Immediate and Late Adverse Reactions to Iodinated Contrast Media: A Pharmacological Point of View

Iodinated contrast media (CM) are widely used in radiological procedures, and carry a risk of adverse reactions with possible sequelae or death. Various and numerous reactions have been reported, most of which are transient ones and do not threaten the patients life. Immediate adverse reactions include adverse effects directly related to the osmotic load or to the CM chemotoxicity, and immediate hypersensitivity reactions. The exact incidence of the different types of reactions is difficult to establish because not all cases are reported and because a unique severity scale is lacking. All the underlying mechanisms have not been evidenced yet, as patients are rarely properly investigated.
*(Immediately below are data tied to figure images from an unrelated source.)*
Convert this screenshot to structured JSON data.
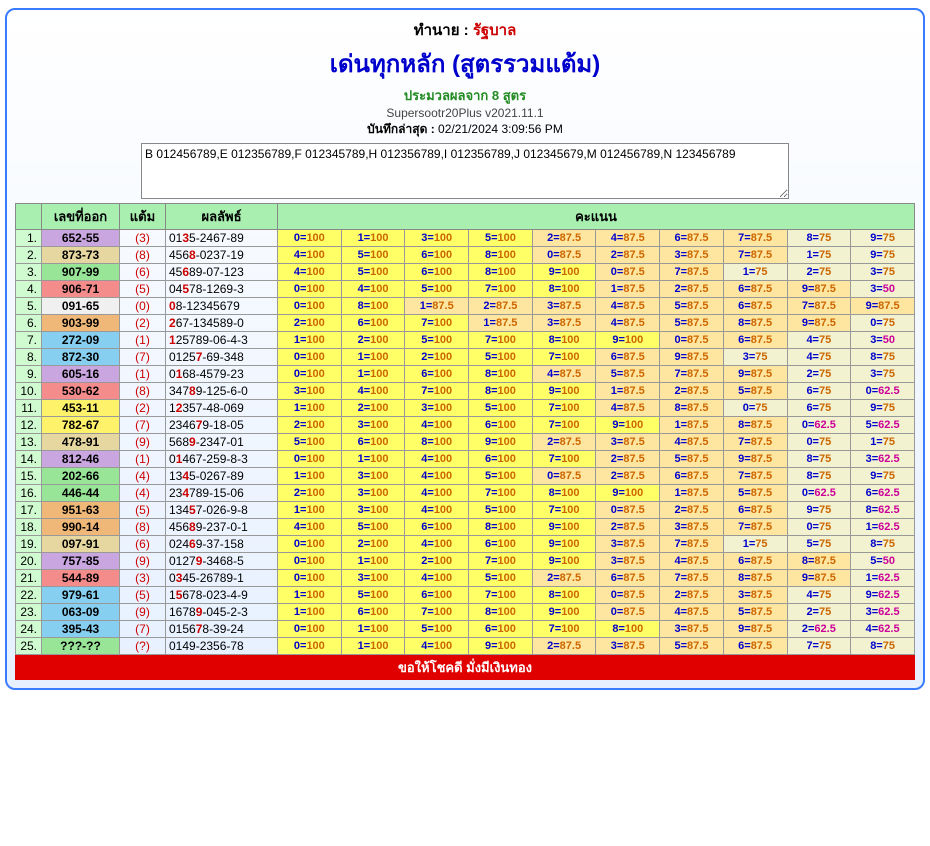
{
  "header": {
    "prefix": "ทำนาย : ",
    "suffix": "รัฐบาล",
    "title": "เด่นทุกหลัก (สูตรรวมแต้ม)",
    "sub1": "ประมวลผลจาก 8 สูตร",
    "sub2": "Supersootr20Plus v2021.11.1",
    "saved_label": "บันทึกล่าสุด : ",
    "saved_value": "02/21/2024 3:09:56 PM",
    "textarea": "B 012456789,E 012356789,F 012345789,H 012356789,I 012356789,J 012345679,M 012456789,N 123456789"
  },
  "columns": {
    "c1": "เลขที่ออก",
    "c2": "แต้ม",
    "c3": "ผลลัพธ์",
    "c4": "คะแนน"
  },
  "footer": "ขอให้โชคดี มั่งมีเงินทอง",
  "colors": {
    "yellow": "#fff26b",
    "red": "#f48c8c",
    "blue": "#87cff0",
    "purple": "#c9a6e0",
    "green": "#98e598",
    "orange": "#f0b878",
    "tan": "#e6d7a0",
    "gray": "#f0f0f0"
  },
  "bg_scores": {
    "100": "#ffff66",
    "87.5": "#ffe6a0",
    "75": "#f2f2d0",
    "62.5": "#f2f2d0",
    "50": "#f2f2d0"
  },
  "rows": [
    {
      "n": 1,
      "lx": "652-55",
      "bg": "purple",
      "pt": "(3)",
      "rs": "01<b>3</b>5-2467-89",
      "sc": [
        [
          "0",
          100
        ],
        [
          "1",
          100
        ],
        [
          "3",
          100
        ],
        [
          "5",
          100
        ],
        [
          "2",
          87.5
        ],
        [
          "4",
          87.5
        ],
        [
          "6",
          87.5
        ],
        [
          "7",
          87.5
        ],
        [
          "8",
          75
        ],
        [
          "9",
          75
        ]
      ]
    },
    {
      "n": 2,
      "lx": "873-73",
      "bg": "tan",
      "pt": "(8)",
      "rs": "456<b>8</b>-0237-19",
      "sc": [
        [
          "4",
          100
        ],
        [
          "5",
          100
        ],
        [
          "6",
          100
        ],
        [
          "8",
          100
        ],
        [
          "0",
          87.5
        ],
        [
          "2",
          87.5
        ],
        [
          "3",
          87.5
        ],
        [
          "7",
          87.5
        ],
        [
          "1",
          75
        ],
        [
          "9",
          75
        ]
      ]
    },
    {
      "n": 3,
      "lx": "907-99",
      "bg": "green",
      "pt": "(6)",
      "rs": "45<b>6</b>89-07-123",
      "sc": [
        [
          "4",
          100
        ],
        [
          "5",
          100
        ],
        [
          "6",
          100
        ],
        [
          "8",
          100
        ],
        [
          "9",
          100
        ],
        [
          "0",
          87.5
        ],
        [
          "7",
          87.5
        ],
        [
          "1",
          75
        ],
        [
          "2",
          75
        ],
        [
          "3",
          75
        ]
      ]
    },
    {
      "n": 4,
      "lx": "906-71",
      "bg": "red",
      "pt": "(5)",
      "rs": "04<b>5</b>78-1269-3",
      "sc": [
        [
          "0",
          100
        ],
        [
          "4",
          100
        ],
        [
          "5",
          100
        ],
        [
          "7",
          100
        ],
        [
          "8",
          100
        ],
        [
          "1",
          87.5
        ],
        [
          "2",
          87.5
        ],
        [
          "6",
          87.5
        ],
        [
          "9",
          87.5
        ],
        [
          "3",
          50
        ]
      ]
    },
    {
      "n": 5,
      "lx": "091-65",
      "bg": "gray",
      "pt": "(0)",
      "rs": "<b>0</b>8-12345679",
      "sc": [
        [
          "0",
          100
        ],
        [
          "8",
          100
        ],
        [
          "1",
          87.5
        ],
        [
          "2",
          87.5
        ],
        [
          "3",
          87.5
        ],
        [
          "4",
          87.5
        ],
        [
          "5",
          87.5
        ],
        [
          "6",
          87.5
        ],
        [
          "7",
          87.5
        ],
        [
          "9",
          87.5
        ]
      ]
    },
    {
      "n": 6,
      "lx": "903-99",
      "bg": "orange",
      "pt": "(2)",
      "rs": "<b>2</b>67-134589-0",
      "sc": [
        [
          "2",
          100
        ],
        [
          "6",
          100
        ],
        [
          "7",
          100
        ],
        [
          "1",
          87.5
        ],
        [
          "3",
          87.5
        ],
        [
          "4",
          87.5
        ],
        [
          "5",
          87.5
        ],
        [
          "8",
          87.5
        ],
        [
          "9",
          87.5
        ],
        [
          "0",
          75
        ]
      ]
    },
    {
      "n": 7,
      "lx": "272-09",
      "bg": "blue",
      "pt": "(1)",
      "rs": "<b>1</b>25789-06-4-3",
      "sc": [
        [
          "1",
          100
        ],
        [
          "2",
          100
        ],
        [
          "5",
          100
        ],
        [
          "7",
          100
        ],
        [
          "8",
          100
        ],
        [
          "9",
          100
        ],
        [
          "0",
          87.5
        ],
        [
          "6",
          87.5
        ],
        [
          "4",
          75
        ],
        [
          "3",
          50
        ]
      ]
    },
    {
      "n": 8,
      "lx": "872-30",
      "bg": "blue",
      "pt": "(7)",
      "rs": "0125<b>7</b>-69-348",
      "sc": [
        [
          "0",
          100
        ],
        [
          "1",
          100
        ],
        [
          "2",
          100
        ],
        [
          "5",
          100
        ],
        [
          "7",
          100
        ],
        [
          "6",
          87.5
        ],
        [
          "9",
          87.5
        ],
        [
          "3",
          75
        ],
        [
          "4",
          75
        ],
        [
          "8",
          75
        ]
      ]
    },
    {
      "n": 9,
      "lx": "605-16",
      "bg": "purple",
      "pt": "(1)",
      "rs": "0<b>1</b>68-4579-23",
      "sc": [
        [
          "0",
          100
        ],
        [
          "1",
          100
        ],
        [
          "6",
          100
        ],
        [
          "8",
          100
        ],
        [
          "4",
          87.5
        ],
        [
          "5",
          87.5
        ],
        [
          "7",
          87.5
        ],
        [
          "9",
          87.5
        ],
        [
          "2",
          75
        ],
        [
          "3",
          75
        ]
      ]
    },
    {
      "n": 10,
      "lx": "530-62",
      "bg": "red",
      "pt": "(8)",
      "rs": "347<b>8</b>9-125-6-0",
      "sc": [
        [
          "3",
          100
        ],
        [
          "4",
          100
        ],
        [
          "7",
          100
        ],
        [
          "8",
          100
        ],
        [
          "9",
          100
        ],
        [
          "1",
          87.5
        ],
        [
          "2",
          87.5
        ],
        [
          "5",
          87.5
        ],
        [
          "6",
          75
        ],
        [
          "0",
          62.5
        ]
      ]
    },
    {
      "n": 11,
      "lx": "453-11",
      "bg": "yellow",
      "pt": "(2)",
      "rs": "1<b>2</b>357-48-069",
      "sc": [
        [
          "1",
          100
        ],
        [
          "2",
          100
        ],
        [
          "3",
          100
        ],
        [
          "5",
          100
        ],
        [
          "7",
          100
        ],
        [
          "4",
          87.5
        ],
        [
          "8",
          87.5
        ],
        [
          "0",
          75
        ],
        [
          "6",
          75
        ],
        [
          "9",
          75
        ]
      ]
    },
    {
      "n": 12,
      "lx": "782-67",
      "bg": "yellow",
      "pt": "(7)",
      "rs": "2346<b>7</b>9-18-05",
      "sc": [
        [
          "2",
          100
        ],
        [
          "3",
          100
        ],
        [
          "4",
          100
        ],
        [
          "6",
          100
        ],
        [
          "7",
          100
        ],
        [
          "9",
          100
        ],
        [
          "1",
          87.5
        ],
        [
          "8",
          87.5
        ],
        [
          "0",
          62.5
        ],
        [
          "5",
          62.5
        ]
      ]
    },
    {
      "n": 13,
      "lx": "478-91",
      "bg": "tan",
      "pt": "(9)",
      "rs": "568<b>9</b>-2347-01",
      "sc": [
        [
          "5",
          100
        ],
        [
          "6",
          100
        ],
        [
          "8",
          100
        ],
        [
          "9",
          100
        ],
        [
          "2",
          87.5
        ],
        [
          "3",
          87.5
        ],
        [
          "4",
          87.5
        ],
        [
          "7",
          87.5
        ],
        [
          "0",
          75
        ],
        [
          "1",
          75
        ]
      ]
    },
    {
      "n": 14,
      "lx": "812-46",
      "bg": "purple",
      "pt": "(1)",
      "rs": "0<b>1</b>467-259-8-3",
      "sc": [
        [
          "0",
          100
        ],
        [
          "1",
          100
        ],
        [
          "4",
          100
        ],
        [
          "6",
          100
        ],
        [
          "7",
          100
        ],
        [
          "2",
          87.5
        ],
        [
          "5",
          87.5
        ],
        [
          "9",
          87.5
        ],
        [
          "8",
          75
        ],
        [
          "3",
          62.5
        ]
      ]
    },
    {
      "n": 15,
      "lx": "202-66",
      "bg": "green",
      "pt": "(4)",
      "rs": "13<b>4</b>5-0267-89",
      "sc": [
        [
          "1",
          100
        ],
        [
          "3",
          100
        ],
        [
          "4",
          100
        ],
        [
          "5",
          100
        ],
        [
          "0",
          87.5
        ],
        [
          "2",
          87.5
        ],
        [
          "6",
          87.5
        ],
        [
          "7",
          87.5
        ],
        [
          "8",
          75
        ],
        [
          "9",
          75
        ]
      ]
    },
    {
      "n": 16,
      "lx": "446-44",
      "bg": "green",
      "pt": "(4)",
      "rs": "23<b>4</b>789-15-06",
      "sc": [
        [
          "2",
          100
        ],
        [
          "3",
          100
        ],
        [
          "4",
          100
        ],
        [
          "7",
          100
        ],
        [
          "8",
          100
        ],
        [
          "9",
          100
        ],
        [
          "1",
          87.5
        ],
        [
          "5",
          87.5
        ],
        [
          "0",
          62.5
        ],
        [
          "6",
          62.5
        ]
      ]
    },
    {
      "n": 17,
      "lx": "951-63",
      "bg": "orange",
      "pt": "(5)",
      "rs": "134<b>5</b>7-026-9-8",
      "sc": [
        [
          "1",
          100
        ],
        [
          "3",
          100
        ],
        [
          "4",
          100
        ],
        [
          "5",
          100
        ],
        [
          "7",
          100
        ],
        [
          "0",
          87.5
        ],
        [
          "2",
          87.5
        ],
        [
          "6",
          87.5
        ],
        [
          "9",
          75
        ],
        [
          "8",
          62.5
        ]
      ]
    },
    {
      "n": 18,
      "lx": "990-14",
      "bg": "orange",
      "pt": "(8)",
      "rs": "456<b>8</b>9-237-0-1",
      "sc": [
        [
          "4",
          100
        ],
        [
          "5",
          100
        ],
        [
          "6",
          100
        ],
        [
          "8",
          100
        ],
        [
          "9",
          100
        ],
        [
          "2",
          87.5
        ],
        [
          "3",
          87.5
        ],
        [
          "7",
          87.5
        ],
        [
          "0",
          75
        ],
        [
          "1",
          62.5
        ]
      ]
    },
    {
      "n": 19,
      "lx": "097-91",
      "bg": "tan",
      "pt": "(6)",
      "rs": "024<b>6</b>9-37-158",
      "sc": [
        [
          "0",
          100
        ],
        [
          "2",
          100
        ],
        [
          "4",
          100
        ],
        [
          "6",
          100
        ],
        [
          "9",
          100
        ],
        [
          "3",
          87.5
        ],
        [
          "7",
          87.5
        ],
        [
          "1",
          75
        ],
        [
          "5",
          75
        ],
        [
          "8",
          75
        ]
      ]
    },
    {
      "n": 20,
      "lx": "757-85",
      "bg": "purple",
      "pt": "(9)",
      "rs": "0127<b>9</b>-3468-5",
      "sc": [
        [
          "0",
          100
        ],
        [
          "1",
          100
        ],
        [
          "2",
          100
        ],
        [
          "7",
          100
        ],
        [
          "9",
          100
        ],
        [
          "3",
          87.5
        ],
        [
          "4",
          87.5
        ],
        [
          "6",
          87.5
        ],
        [
          "8",
          87.5
        ],
        [
          "5",
          50
        ]
      ]
    },
    {
      "n": 21,
      "lx": "544-89",
      "bg": "red",
      "pt": "(3)",
      "rs": "0<b>3</b>45-26789-1",
      "sc": [
        [
          "0",
          100
        ],
        [
          "3",
          100
        ],
        [
          "4",
          100
        ],
        [
          "5",
          100
        ],
        [
          "2",
          87.5
        ],
        [
          "6",
          87.5
        ],
        [
          "7",
          87.5
        ],
        [
          "8",
          87.5
        ],
        [
          "9",
          87.5
        ],
        [
          "1",
          62.5
        ]
      ]
    },
    {
      "n": 22,
      "lx": "979-61",
      "bg": "blue",
      "pt": "(5)",
      "rs": "1<b>5</b>678-023-4-9",
      "sc": [
        [
          "1",
          100
        ],
        [
          "5",
          100
        ],
        [
          "6",
          100
        ],
        [
          "7",
          100
        ],
        [
          "8",
          100
        ],
        [
          "0",
          87.5
        ],
        [
          "2",
          87.5
        ],
        [
          "3",
          87.5
        ],
        [
          "4",
          75
        ],
        [
          "9",
          62.5
        ]
      ]
    },
    {
      "n": 23,
      "lx": "063-09",
      "bg": "blue",
      "pt": "(9)",
      "rs": "1678<b>9</b>-045-2-3",
      "sc": [
        [
          "1",
          100
        ],
        [
          "6",
          100
        ],
        [
          "7",
          100
        ],
        [
          "8",
          100
        ],
        [
          "9",
          100
        ],
        [
          "0",
          87.5
        ],
        [
          "4",
          87.5
        ],
        [
          "5",
          87.5
        ],
        [
          "2",
          75
        ],
        [
          "3",
          62.5
        ]
      ]
    },
    {
      "n": 24,
      "lx": "395-43",
      "bg": "blue",
      "pt": "(7)",
      "rs": "0156<b>7</b>8-39-24",
      "sc": [
        [
          "0",
          100
        ],
        [
          "1",
          100
        ],
        [
          "5",
          100
        ],
        [
          "6",
          100
        ],
        [
          "7",
          100
        ],
        [
          "8",
          100
        ],
        [
          "3",
          87.5
        ],
        [
          "9",
          87.5
        ],
        [
          "2",
          62.5
        ],
        [
          "4",
          62.5
        ]
      ]
    },
    {
      "n": 25,
      "lx": "???-??",
      "bg": "green",
      "pt": "(?)",
      "rs": "0149-2356-78",
      "sc": [
        [
          "0",
          100
        ],
        [
          "1",
          100
        ],
        [
          "4",
          100
        ],
        [
          "9",
          100
        ],
        [
          "2",
          87.5
        ],
        [
          "3",
          87.5
        ],
        [
          "5",
          87.5
        ],
        [
          "6",
          87.5
        ],
        [
          "7",
          75
        ],
        [
          "8",
          75
        ]
      ]
    }
  ]
}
Allergic immediate hypersensitivity probably provokes the most severe reactions, whereas non-allergic hypersensitivity determines moderate reactions. Diagnostic tools are available and consist in tryptase and histamine measurements and in skin testing. Late reactions include skin or systemic reactions due to T-lymphocytes-mediated delayed hypersensitivity, nephropathy and dysthyroidism. Delayed allergic hypersentivity can be diagnosed by skin testing with delayed reading. Allergic hypersensitivity, immediate or delayed, means immune mechanisms and is a contraindication of further administration of the culprit CM.